Biographical details
- Born: October 24, 1980 (age 45) Somerville, New Jersey, U.S.
- Education: New Haven University (2003)

Playing career
- 1998–2002: New Haven
- Position: Quarterback

Coaching career (HC unless noted)
- 2003: Hofstra (GA)
- 2004: Fort Scott (WR)
- 2005–2007: Rutgers (GA)
- 2008–2013: Rhode Island (ST/RB)
- 2014–2017: Delaware (ST/TE)
- 2018–2021: Connecticut (ST)
- 2022–present: Rutgers (STC)

= Eddie Allen (American football coach) =

American football coach and player (born 1980)

Edward Allen (born October 24, 1980) is an American college football coach and former player. He currently is a special teams assistant for Rutgers. He previously was recently the Special Teams Coordinator at the University of Connecticut. He has coordinated special teams for the majority of his coaching career. Before UConn, Allen had coaching stops at Hofstra, Fort Scott Community College, Rutgers, Rhode Island, and Delaware.

==Playing career==
Allen played quarterback for the New Haven Chargers, an NCAA Division II school in West Haven, Connecticut. He was a four-year letterwinner for head coach and offensive coordinator, and former Miami Dolphins and Oakland Raiders head coach, Tony Sparano.

==Coaching career==
Allen got his coaching start in 2003 as a graduate assistant and video coordinator at Hofstra.

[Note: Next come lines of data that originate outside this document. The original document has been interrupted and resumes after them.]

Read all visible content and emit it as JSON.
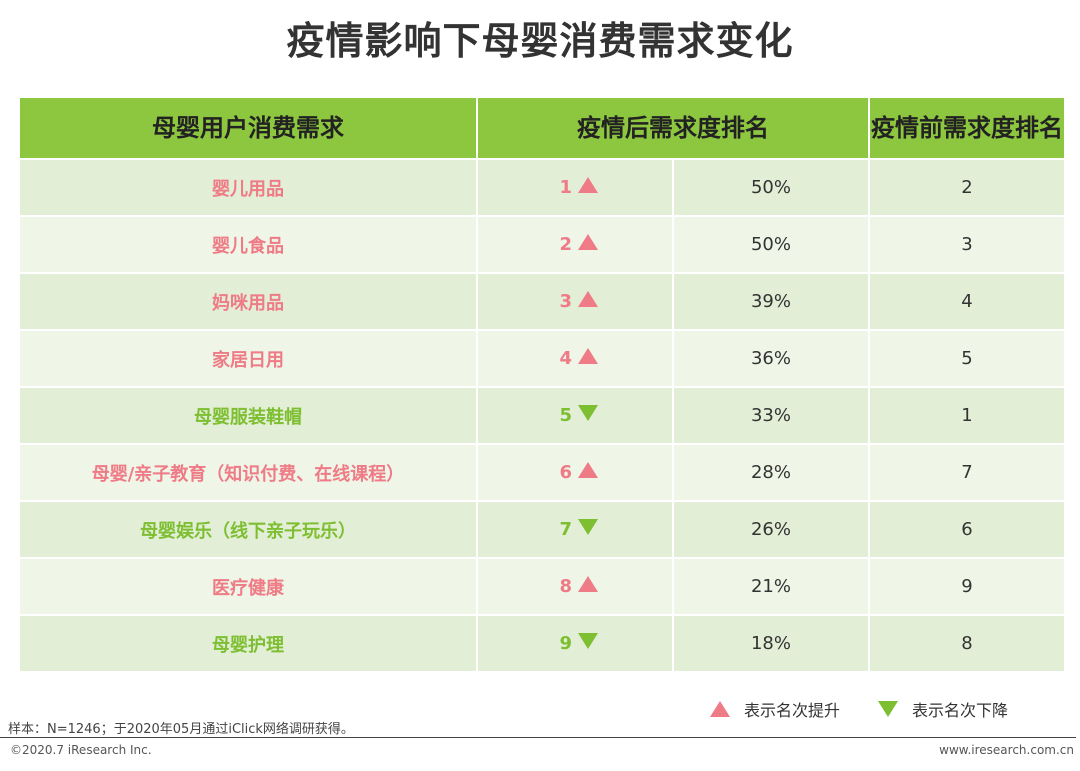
{
  "title": "疫情影响下母婴消费需求变化",
  "chart_data": {
    "type": "table",
    "columns": [
      "母婴用户消费需求",
      "疫情后需求度排名",
      "疫情前需求度排名"
    ],
    "rows": [
      {
        "name": "婴儿用品",
        "rank_after": "1",
        "trend": "up",
        "pct": "50%",
        "rank_before": "2"
      },
      {
        "name": "婴儿食品",
        "rank_after": "2",
        "trend": "up",
        "pct": "50%",
        "rank_before": "3"
      },
      {
        "name": "妈咪用品",
        "rank_after": "3",
        "trend": "up",
        "pct": "39%",
        "rank_before": "4"
      },
      {
        "name": "家居日用",
        "rank_after": "4",
        "trend": "up",
        "pct": "36%",
        "rank_before": "5"
      },
      {
        "name": "母婴服装鞋帽",
        "rank_after": "5",
        "trend": "down",
        "pct": "33%",
        "rank_before": "1"
      },
      {
        "name": "母婴/亲子教育（知识付费、在线课程）",
        "rank_after": "6",
        "trend": "up",
        "pct": "28%",
        "rank_before": "7"
      },
      {
        "name": "母婴娱乐（线下亲子玩乐）",
        "rank_after": "7",
        "trend": "down",
        "pct": "26%",
        "rank_before": "6"
      },
      {
        "name": "医疗健康",
        "rank_after": "8",
        "trend": "up",
        "pct": "21%",
        "rank_before": "9"
      },
      {
        "name": "母婴护理",
        "rank_after": "9",
        "trend": "down",
        "pct": "18%",
        "rank_before": "8"
      }
    ],
    "legend": [
      {
        "marker": "triangle-up",
        "label": "表示名次提升"
      },
      {
        "marker": "triangle-down",
        "label": "表示名次下降"
      }
    ]
  },
  "colors": {
    "header": "#8dc63f",
    "row_odd": "#e3eed7",
    "row_even": "#eff5e7",
    "up": "#ee7b86",
    "down": "#7dbf31"
  },
  "footer": {
    "note": "样本：N=1246；于2020年05月通过iClick网络调研获得。",
    "copyright": "©2020.7 iResearch Inc.",
    "website": "www.iresearch.com.cn"
  }
}
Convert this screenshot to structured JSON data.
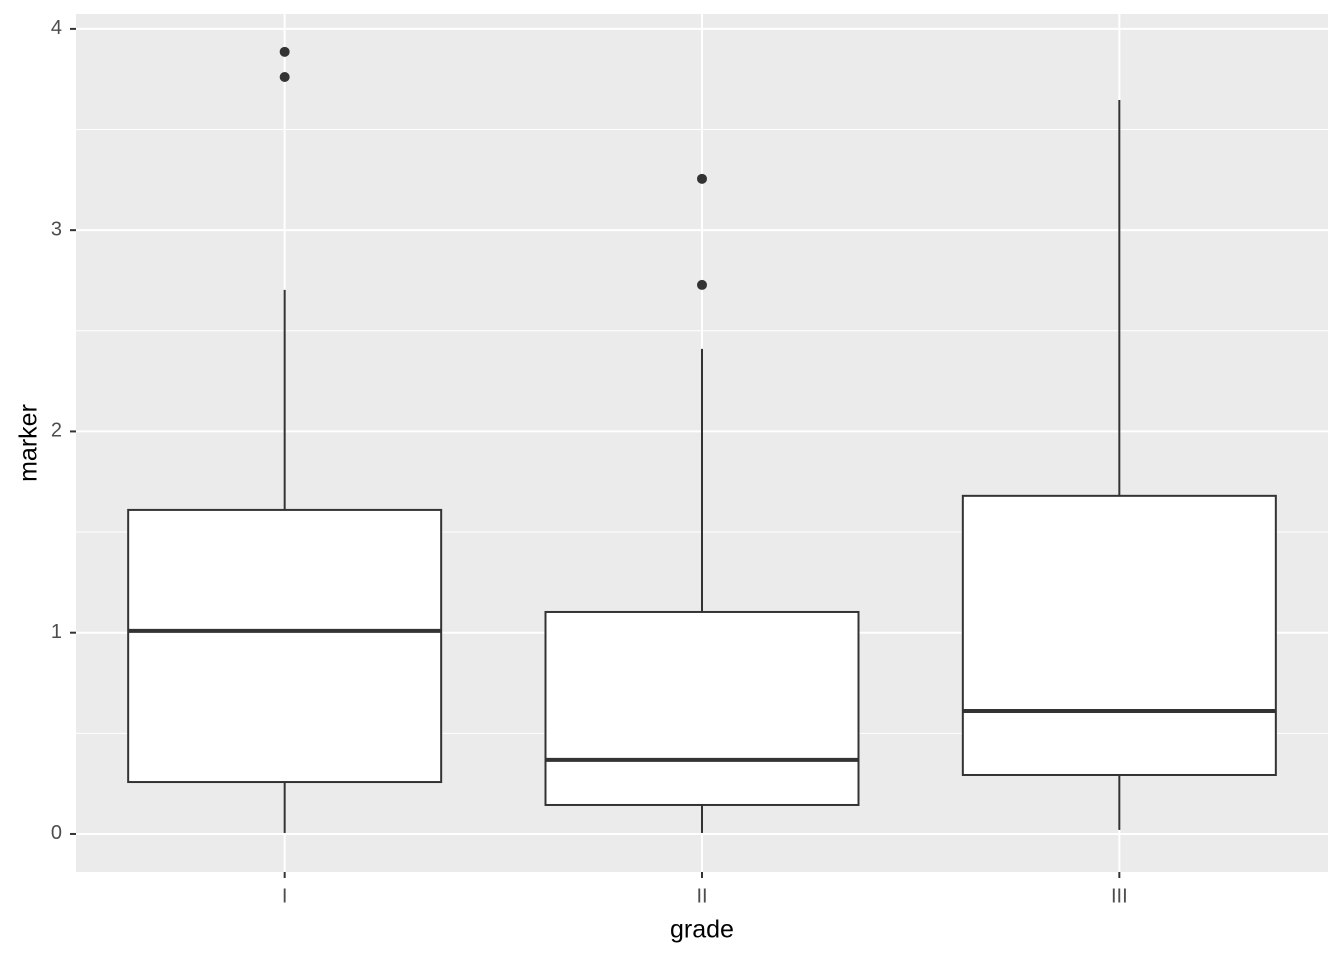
{
  "chart_data": {
    "type": "box",
    "x_label": "grade",
    "y_label": "marker",
    "categories": [
      "I",
      "II",
      "III"
    ],
    "boxes": [
      {
        "whisker_low": 0.005,
        "q1": 0.258,
        "median": 1.009,
        "q3": 1.61,
        "whisker_high": 2.703,
        "outliers": [
          3.886,
          3.761
        ]
      },
      {
        "whisker_low": 0.005,
        "q1": 0.144,
        "median": 0.368,
        "q3": 1.103,
        "whisker_high": 2.41,
        "outliers": [
          3.255,
          2.728
        ]
      },
      {
        "whisker_low": 0.02,
        "q1": 0.293,
        "median": 0.611,
        "q3": 1.68,
        "whisker_high": 3.647,
        "outliers": []
      }
    ],
    "box_fill": "#ffffff",
    "line_color": "#333333",
    "panel_color": "#ebebeb",
    "grid_color": "#ffffff",
    "ylim": [
      -0.189,
      4.074
    ],
    "yticks": [
      0,
      1,
      2,
      3,
      4
    ],
    "y_minor_ticks": [
      0.5,
      1.5,
      2.5,
      3.5
    ],
    "grid": true
  }
}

In 2004, Allen coached the wide receivers at Fort Scott Community College.

The next three years, 2005–2007, Allen was on Greg Schiano’s staff at Rutgers. In 05 and 06, Allen worked as a player development assistant, before moving into a graduate assistant role in 2007.

From 2008 to 2013, Allen was in charge of the special teams for Rhode Island.

From 2014 to 2017, Allen was the Special Teams Coordinator and tight ends coach. While there, he helped develop All-American tight end and Baltimore Ravens draft selection, Nick Boyle.

In February 2018, UConn Head Coach Randy Edsall announced Eddie Allen as his new special teams coordinator. He was paid $165,000 annually.

==Personal life==
Allen and his wife, Kristin, have four children, daughters, Makayla and Brooklyn, and sons Austin and Jackson.